I need to find something to wear to my cousin's wedding next month, and I hate shopping for things for weddings. Gorman is typically my go-to because I can find something that fits me and looks good on my body, even if it's not really my style, but I've had a look at Gorman online and nothing really looks decent. I might pull out the dress I wore to a wedding last year and see if it'll work for this and if it still looks ok on me (no idea how much my body has changed between May last year and now, but I assume a lot). I just hate shopping in general because I have NO IDEA where to look for things that are in my size, cut for my body shape and that I actually like and that feel like "me". I feel like it's one of those, "Pick 2 out of the 3, you can't have them all" type things. I also never have any idea who to ask. I'm not quite plus size, or I'm juuuuuust technically plus size maybe, but all "plus size" type stores start at a size that's too big for me, but all straight sizing usually goes up to my size but is cut for people a lot smaller and less curvy than me. The annoying thing is that if I actually liked more feminine things I wouldn't have such a problem because certain dress and skirt styles look quite good on my body shape, but I feel like I'm cosplaying as someone else in them. I prefer a much more androgynous style, but I hate the way the things I actually WANT to wear look on my body. I hate it I hate it I hate it.

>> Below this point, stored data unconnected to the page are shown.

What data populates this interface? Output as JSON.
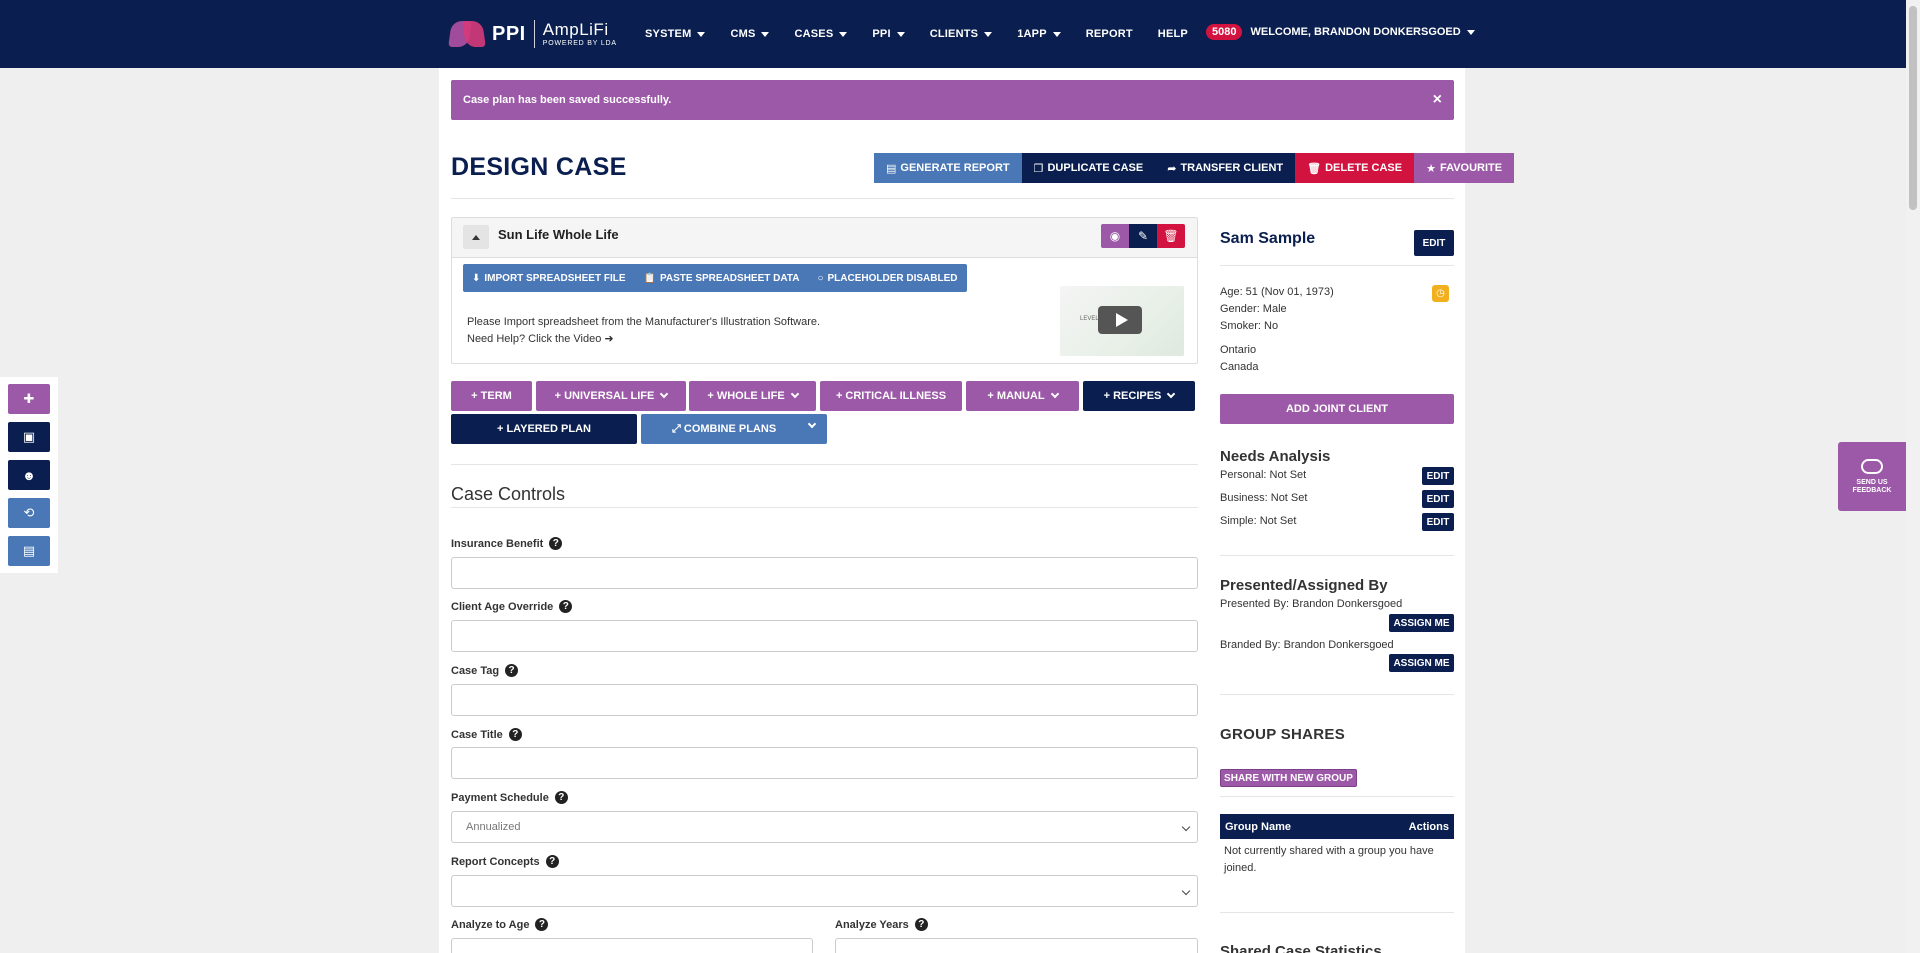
{
  "nav": {
    "logo_ppi": "PPI",
    "logo_amplifi": "AmpLiFi",
    "logo_powered": "POWERED BY LDA",
    "menu": [
      "SYSTEM",
      "CMS",
      "CASES",
      "PPI",
      "CLIENTS",
      "1APP",
      "REPORT",
      "HELP"
    ],
    "badge": "5080",
    "welcome": "WELCOME, BRANDON DONKERSGOED"
  },
  "alert": {
    "message": "Case plan has been saved successfully.",
    "close": "×"
  },
  "page_title": "DESIGN CASE",
  "actions": {
    "generate_report": "GENERATE REPORT",
    "duplicate_case": "DUPLICATE CASE",
    "transfer_client": "TRANSFER CLIENT",
    "delete_case": "DELETE CASE",
    "favourite": "FAVOURITE"
  },
  "plan": {
    "name": "Sun Life Whole Life",
    "import_file": "IMPORT SPREADSHEET FILE",
    "paste_data": "PASTE SPREADSHEET DATA",
    "placeholder": "PLACEHOLDER DISABLED",
    "instructions": "Please Import spreadsheet from the Manufacturer's Illustration Software.",
    "help": "Need Help? Click the Video",
    "video_label": "LEVEL ANALYSIS"
  },
  "plan_buttons": {
    "term": "TERM",
    "universal_life": "UNIVERSAL LIFE",
    "whole_life": "WHOLE LIFE",
    "critical_illness": "CRITICAL ILLNESS",
    "manual": "MANUAL",
    "recipes": "RECIPES",
    "layered_plan": "LAYERED PLAN",
    "combine_plans": "COMBINE PLANS"
  },
  "case_controls": {
    "title": "Case Controls",
    "insurance_benefit": {
      "label": "Insurance Benefit",
      "value": ""
    },
    "client_age_override": {
      "label": "Client Age Override",
      "value": ""
    },
    "case_tag": {
      "label": "Case Tag",
      "value": ""
    },
    "case_title": {
      "label": "Case Title",
      "value": ""
    },
    "payment_schedule": {
      "label": "Payment Schedule",
      "value": "Annualized"
    },
    "report_concepts": {
      "label": "Report Concepts",
      "value": ""
    },
    "analyze_to_age": {
      "label": "Analyze to Age",
      "value": ""
    },
    "analyze_years": {
      "label": "Analyze Years",
      "value": ""
    }
  },
  "client": {
    "name": "Sam Sample",
    "edit": "EDIT",
    "age": "Age: 51 (Nov 01, 1973)",
    "gender": "Gender: Male",
    "smoker": "Smoker: No",
    "province": "Ontario",
    "country": "Canada",
    "add_joint": "ADD JOINT CLIENT"
  },
  "needs": {
    "title": "Needs Analysis",
    "personal": "Personal: Not Set",
    "business": "Business: Not Set",
    "simple": "Simple: Not Set",
    "edit": "EDIT"
  },
  "presented": {
    "title": "Presented/Assigned By",
    "presented_by": "Presented By: Brandon Donkersgoed",
    "branded_by": "Branded By: Brandon Donkersgoed",
    "assign": "ASSIGN ME"
  },
  "group_shares": {
    "title": "GROUP SHARES",
    "share_btn": "SHARE WITH NEW GROUP",
    "col_name": "Group Name",
    "col_actions": "Actions",
    "empty": "Not currently shared with a group you have joined."
  },
  "cut_off_title": "Shared Case Statistics",
  "feedback": {
    "line1": "SEND US",
    "line2": "FEEDBACK"
  },
  "colors": {
    "navy": "#0a1f4f",
    "purple": "#9b59a7",
    "blue": "#4a77b5",
    "red": "#d2133f"
  }
}
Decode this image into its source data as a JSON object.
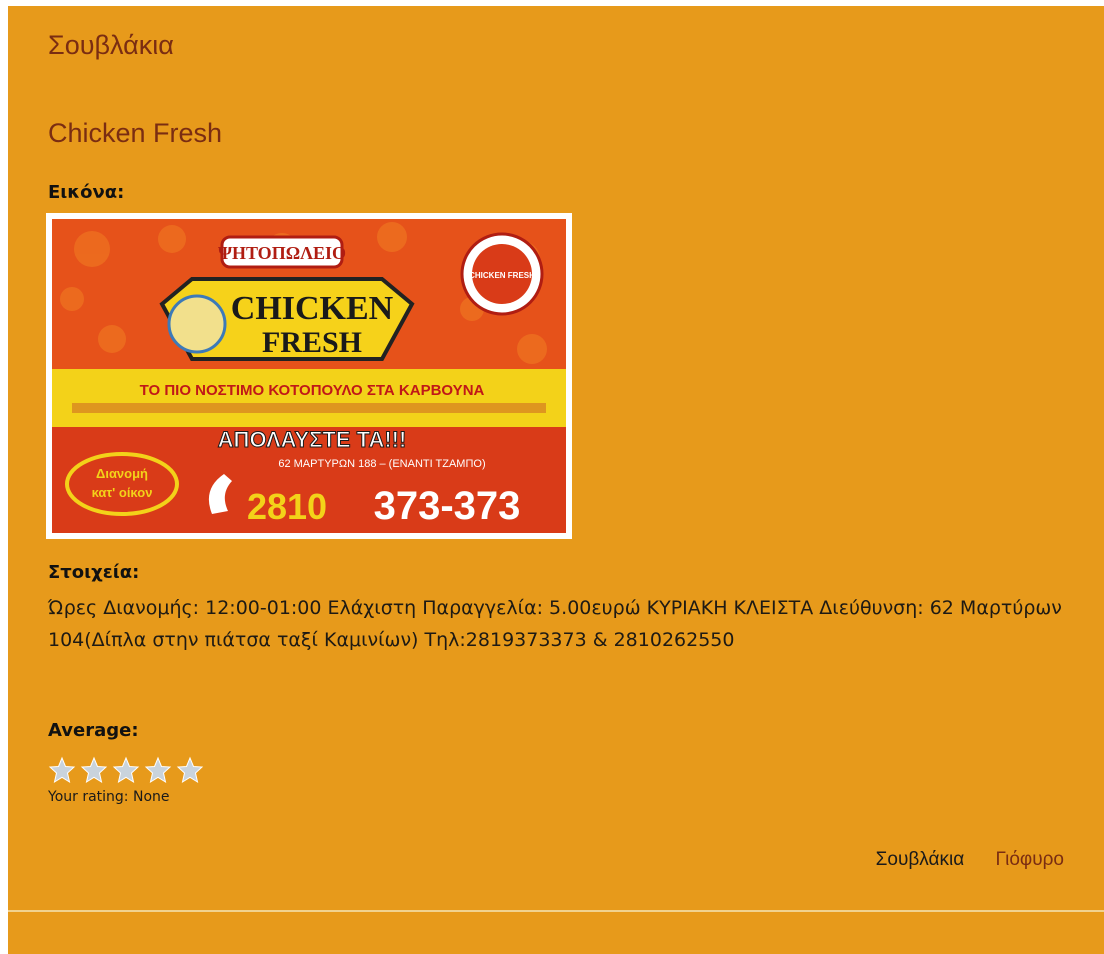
{
  "category": {
    "title": "Σουβλάκια"
  },
  "node": {
    "title": "Chicken Fresh",
    "image_label": "Εικόνα:",
    "image": {
      "heading_top": "ΨΗΤΟΠΩΛΕΙΟ",
      "brand_line1": "CHICKEN",
      "brand_line2": "FRESH",
      "badge": "CHICKEN FRESH",
      "slogan": "ΤΟ ΠΙΟ ΝΟΣΤΙΜΟ ΚΟΤΟΠΟΥΛΟ ΣΤΑ ΚΑΡΒΟΥΝΑ",
      "enjoy": "ΑΠΟΛΑΥΣΤΕ ΤΑ!!!",
      "delivery_line1": "Διανομή",
      "delivery_line2": "κατ' οίκον",
      "address": "62 ΜΑΡΤΥΡΩΝ 188 – (ΕΝΑΝΤΙ ΤΖΑΜΠΟ)",
      "phone_prefix": "2810",
      "phone_number": "373-373"
    },
    "details_label": "Στοιχεία:",
    "details_text": "Ώρες Διανομής: 12:00-01:00 Ελάχιστη Παραγγελία: 5.00ευρώ ΚΥΡΙΑΚΗ ΚΛΕΙΣΤΑ Διεύθυνση: 62 Μαρτύρων 104(Δίπλα στην πιάτσα ταξί Καμινίων) Τηλ:2819373373 & 2810262550",
    "average_label": "Average:",
    "rating": {
      "max_stars": 5,
      "average_stars": 0,
      "your_rating": "Your rating: None"
    }
  },
  "nav": {
    "links": [
      {
        "label": "Σουβλάκια",
        "color": "#1a1a1a"
      },
      {
        "label": "Γιόφυρο",
        "color": "#7a2d12"
      }
    ]
  },
  "colors": {
    "background": "#e79a1b",
    "title": "#7a2d12",
    "star": "#c9d3dc",
    "divider": "#f1d28f"
  }
}
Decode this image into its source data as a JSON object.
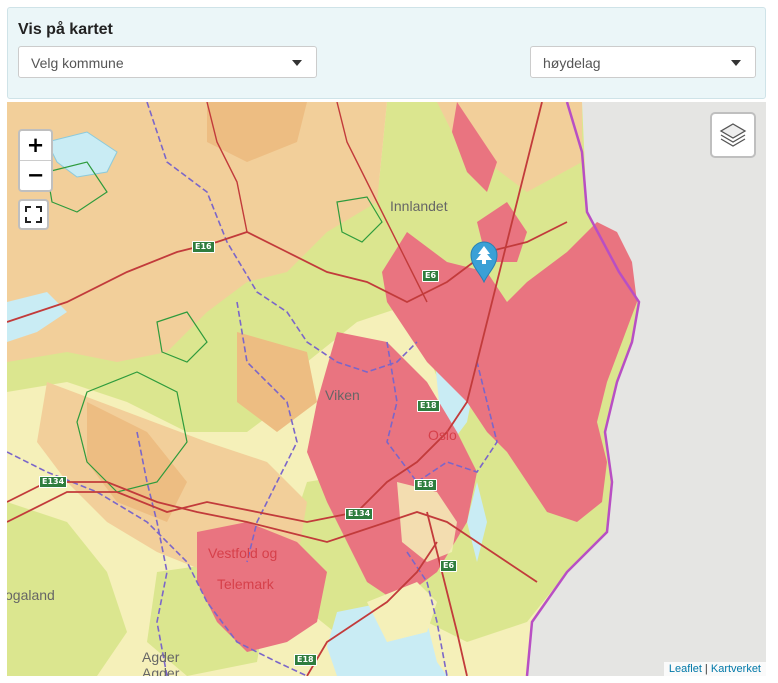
{
  "panel": {
    "title": "Vis på kartet",
    "kommune_select": "Velg kommune",
    "layer_select": "høydelag"
  },
  "map": {
    "zoom_in": "+",
    "zoom_out": "−",
    "labels": {
      "innlandet": "Innlandet",
      "viken": "Viken",
      "oslo": "Oslo",
      "vestfold_1": "Vestfold og",
      "vestfold_2": "Telemark",
      "rogaland": "ogaland",
      "agder_1": "Agder",
      "agder_2": "Agder"
    },
    "roads": {
      "e16": "E16",
      "e6a": "E6",
      "e18a": "E18",
      "e18b": "E18",
      "e134a": "E134",
      "e134b": "E134",
      "e6b": "E6",
      "e18c": "E18"
    },
    "attribution": {
      "leaflet": "Leaflet",
      "separator": " | ",
      "kartverket": "Kartverket"
    },
    "colors": {
      "lowland": "#f5f0b9",
      "green": "#dbe68f",
      "tan": "#f2cf9a",
      "orange": "#edbd82",
      "pink": "#e97480",
      "water": "#c9ecf4",
      "sweden": "#e5e5e3",
      "border_purple": "#b84fc4",
      "marker": "#3aa0d6"
    }
  }
}
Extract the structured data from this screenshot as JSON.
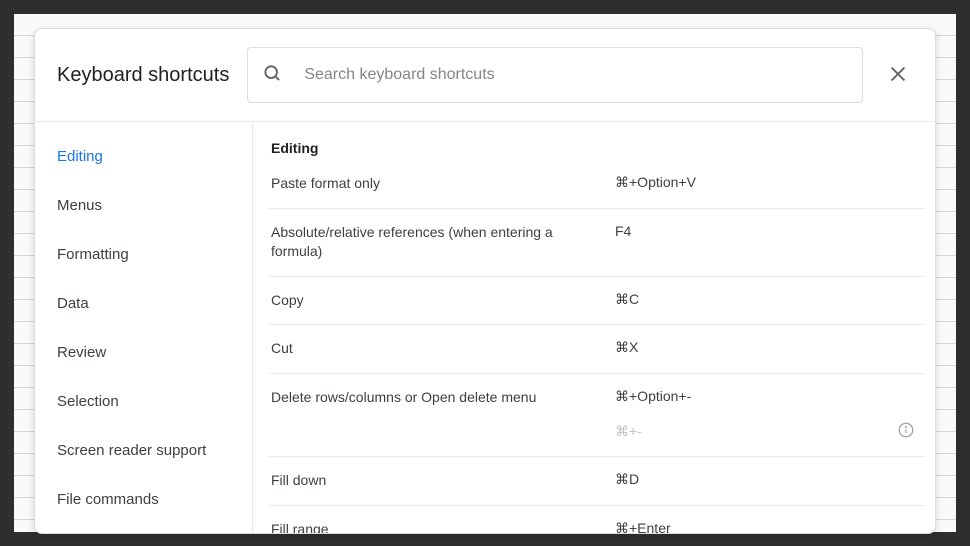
{
  "header": {
    "title": "Keyboard shortcuts",
    "search_placeholder": "Search keyboard shortcuts"
  },
  "sidebar": {
    "items": [
      {
        "label": "Editing",
        "active": true
      },
      {
        "label": "Menus",
        "active": false
      },
      {
        "label": "Formatting",
        "active": false
      },
      {
        "label": "Data",
        "active": false
      },
      {
        "label": "Review",
        "active": false
      },
      {
        "label": "Selection",
        "active": false
      },
      {
        "label": "Screen reader support",
        "active": false
      },
      {
        "label": "File commands",
        "active": false
      }
    ]
  },
  "section": {
    "title": "Editing",
    "shortcuts": [
      {
        "name": "Paste format only",
        "keys": [
          "⌘+Option+V"
        ]
      },
      {
        "name": "Absolute/relative references (when entering a formula)",
        "keys": [
          "F4"
        ]
      },
      {
        "name": "Copy",
        "keys": [
          "⌘C"
        ]
      },
      {
        "name": "Cut",
        "keys": [
          "⌘X"
        ]
      },
      {
        "name": "Delete rows/columns or Open delete menu",
        "keys": [
          "⌘+Option+-",
          "⌘+-"
        ],
        "dim_indices": [
          1
        ],
        "info": true
      },
      {
        "name": "Fill down",
        "keys": [
          "⌘D"
        ]
      },
      {
        "name": "Fill range",
        "keys": [
          "⌘+Enter"
        ]
      }
    ]
  }
}
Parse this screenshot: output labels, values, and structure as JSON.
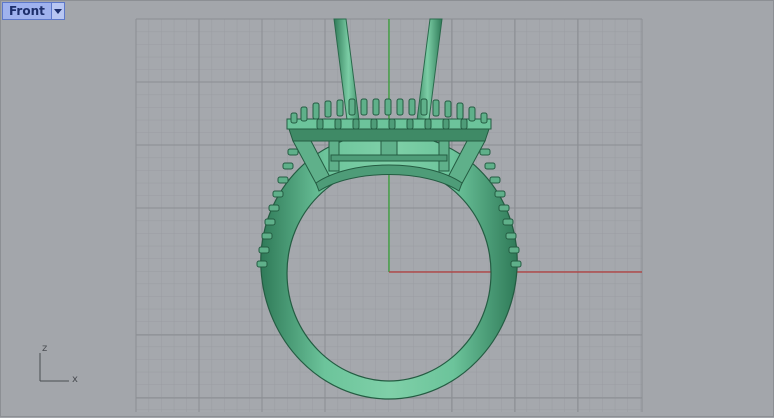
{
  "viewport": {
    "name": "Front",
    "menu_icon": "chevron-down-icon"
  },
  "axis_gizmo": {
    "vertical_label": "z",
    "horizontal_label": "x"
  },
  "colors": {
    "background": "#a3a6ab",
    "grid_minor": "#9a9da2",
    "grid_major": "#8f9297",
    "x_axis": "#b33a3a",
    "z_axis": "#2fa02f",
    "model_fill": "#5fb08a",
    "model_dark": "#2f7a58",
    "model_light": "#86d2ac"
  }
}
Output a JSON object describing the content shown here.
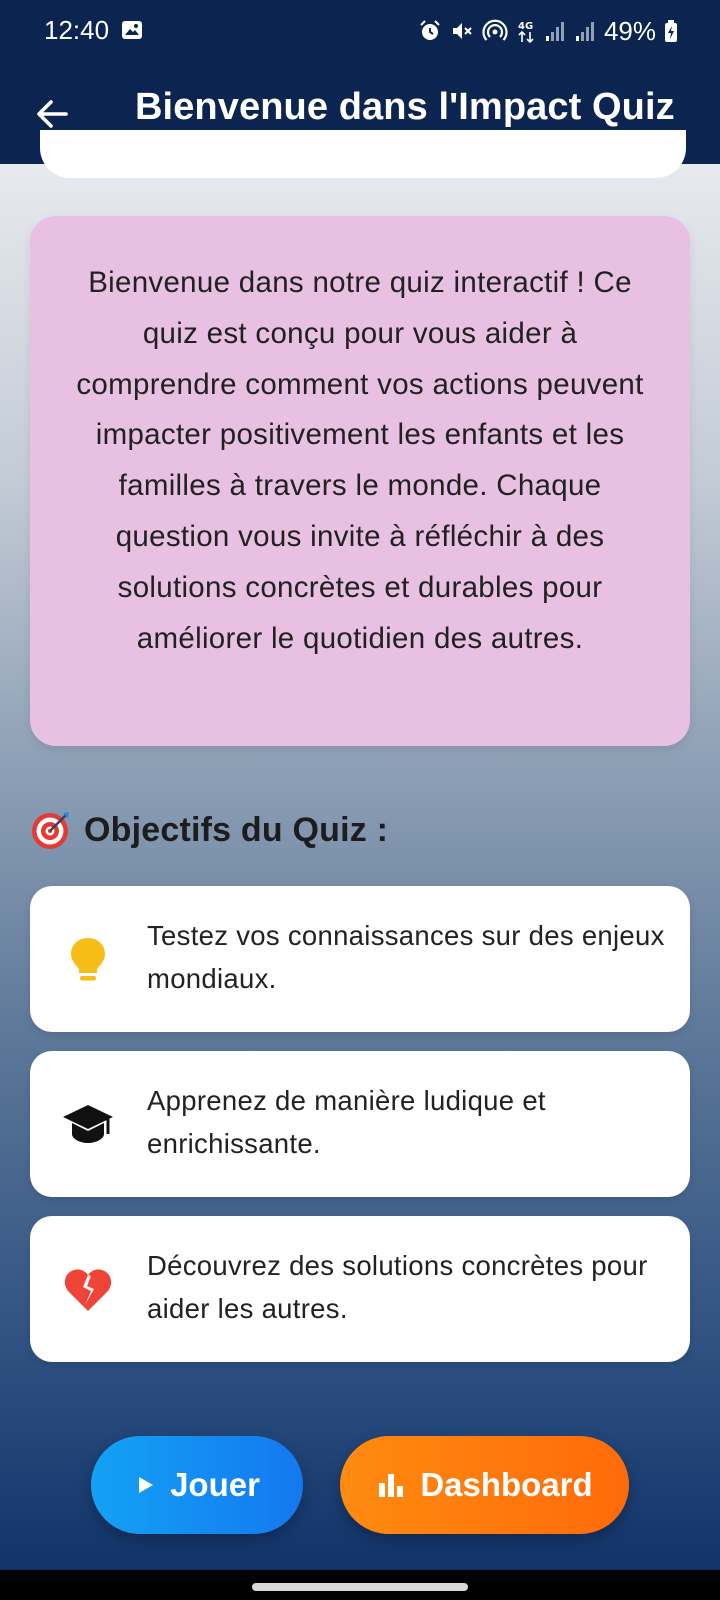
{
  "status_bar": {
    "time": "12:40",
    "battery_text": "49%",
    "icons": [
      "gallery-icon",
      "alarm-icon",
      "mute-icon",
      "hotspot-icon",
      "4g-icon",
      "signal-icon",
      "signal-icon",
      "battery-charging-icon"
    ]
  },
  "header": {
    "title": "Bienvenue dans l'Impact Quiz",
    "back_icon": "arrow-left-icon",
    "background": "#0b2550"
  },
  "intro": {
    "text": "Bienvenue dans notre quiz interactif ! Ce quiz est conçu pour vous aider à comprendre comment vos actions peuvent impacter positivement les enfants et les familles à travers le monde. Chaque question vous invite à réfléchir à des solutions concrètes et durables pour améliorer le quotidien des autres.",
    "background": "#e8c1e2"
  },
  "objectives": {
    "emoji": "🎯",
    "title": "Objectifs du Quiz :",
    "items": [
      {
        "icon": "lightbulb-icon",
        "text": "Testez vos connaissances sur des enjeux mondiaux."
      },
      {
        "icon": "graduation-cap-icon",
        "text": "Apprenez de manière ludique et enrichissante."
      },
      {
        "icon": "broken-heart-icon",
        "text": "Découvrez des solutions concrètes pour aider les autres."
      }
    ]
  },
  "actions": {
    "play_label": "Jouer",
    "play_icon": "play-icon",
    "dashboard_label": "Dashboard",
    "dashboard_icon": "bar-chart-icon"
  },
  "colors": {
    "play_button": "#1478f0",
    "dashboard_button": "#ff7a0d",
    "lightbulb": "#f5bd16",
    "broken_heart": "#f04438"
  }
}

I've also had a bit of what I guess is body dysmorphia post-baby, which is weird I suppose, because I didn't have anything like that when I was pregnant and quite liked my pregnant body, but for some reason my gigantic breasts have been really, really getting to me. I actually love breastfeeding itself but I feel really bad and disconnected from my body when I'm not breastfeeding and I have to see or think about my breasts, like I just want to chop them off.
Also, and this is a self-imposed restriction, but I can't wear anything green to this wedding, which is one of my favourite colours and the colour of things I keep finding online that I don't hate. That's because this cousin is the last brother of my two other cousins that died recently, and his brother Sam who died in February had a green-themed funeral where we all wore green. Maybe it's silly or overthinking, but I just don't feel like wearing green to this wedding because of that - it'll be the last "event" everyone at this wedding was at together.
I know I just need to build a roster of go-to shops that I can start with whenever I'm shopping for anything, but I don't know where to start or where people shop. I have Gorman, which I don't even really like, and that's it. I just saw Ace and Jig advertised online and checked them out, and they have some dresses I might consider, but they're definitely out of my budget.